Hypnose ABONNE

Voici une définition de l’hypnose centrée sur l’attention (Didier Michaux)

L’hypnose peut être définie comme un fonctionnement mental particulier. Cet état se caractérise par l’apparition d’un certain nombre de modifications le différenciant de l’état de veille habituel. Cet état de conscience se rapproche par certains aspects de l’état de conscience qui précède l’endormissement.
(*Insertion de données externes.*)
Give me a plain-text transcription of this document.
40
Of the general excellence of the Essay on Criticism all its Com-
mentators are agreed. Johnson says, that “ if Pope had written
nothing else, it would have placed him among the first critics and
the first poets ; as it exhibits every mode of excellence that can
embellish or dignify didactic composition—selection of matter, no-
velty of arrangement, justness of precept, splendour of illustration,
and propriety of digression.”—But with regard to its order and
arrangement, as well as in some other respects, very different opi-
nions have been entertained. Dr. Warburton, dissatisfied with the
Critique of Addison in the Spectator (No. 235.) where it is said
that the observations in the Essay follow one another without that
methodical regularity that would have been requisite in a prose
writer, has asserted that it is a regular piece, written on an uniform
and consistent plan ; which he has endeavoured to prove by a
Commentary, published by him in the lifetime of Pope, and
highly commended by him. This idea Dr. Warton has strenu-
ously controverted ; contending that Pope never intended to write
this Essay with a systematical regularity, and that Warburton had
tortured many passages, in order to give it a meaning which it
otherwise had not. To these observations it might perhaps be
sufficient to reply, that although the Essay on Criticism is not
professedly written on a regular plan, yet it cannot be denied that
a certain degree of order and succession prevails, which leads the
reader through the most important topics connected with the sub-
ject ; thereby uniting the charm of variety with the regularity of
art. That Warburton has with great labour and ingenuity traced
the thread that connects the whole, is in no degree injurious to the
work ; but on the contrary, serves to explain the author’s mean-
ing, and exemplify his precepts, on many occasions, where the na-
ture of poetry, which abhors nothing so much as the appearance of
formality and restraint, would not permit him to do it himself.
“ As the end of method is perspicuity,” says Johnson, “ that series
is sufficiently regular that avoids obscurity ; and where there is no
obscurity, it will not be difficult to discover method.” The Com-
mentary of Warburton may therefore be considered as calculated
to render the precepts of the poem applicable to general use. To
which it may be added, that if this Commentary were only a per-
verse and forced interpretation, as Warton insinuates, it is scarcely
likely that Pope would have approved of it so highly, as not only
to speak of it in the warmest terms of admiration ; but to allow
Mais le sujet reste éveillé. L’hypnose se rapproche de certains états de veille que l’on pourrait qualifier d’hypnose ordinaire (Distraction, conduite automatiques, absorption)

Principales caractéristiques de l’hypnose :

C’est un phénomène naturel, un état modifié de conscience (EMC).L’hypnose dans le soin consiste à utiliser cet EMC à un moment ou le patient n’en aurait pas l’idée. Il n y a pas besoin d’un EMC profond pour obtenir des effets antalgiques ou autres.

Elle procède par dissociation, obtenue par une induction qui permet de focaliser son attention sur autre chose que le symptôme.

Hypnose et la douleur

 Différentes techniques (PET scan, IRM, électrophysiologie) permettent de montrer les zones du cerveau spécifiquement activées par la douleur.

Dissociation des composantes sensorielles et affectives de la douleur

Rainville, Bushnelle et al : ont montré que des suggestions hypnotiques visant à réduire le caractère désagréable de la douleur déclenché par des stimulations thermiques s’accompagnent d’une réduction sélective d’activité dans le cortex cingulaire  antérieur sans modifier l’activation du cortex somesthésique.
D’autres études d’imagerie qui utilisent l’hypnose pour suggérer au sujet que l’intensité du stimulus douloureux est moindre que ce qu’elle est en réalité ont  démontré une diminution d’activité dans le cortex S1 .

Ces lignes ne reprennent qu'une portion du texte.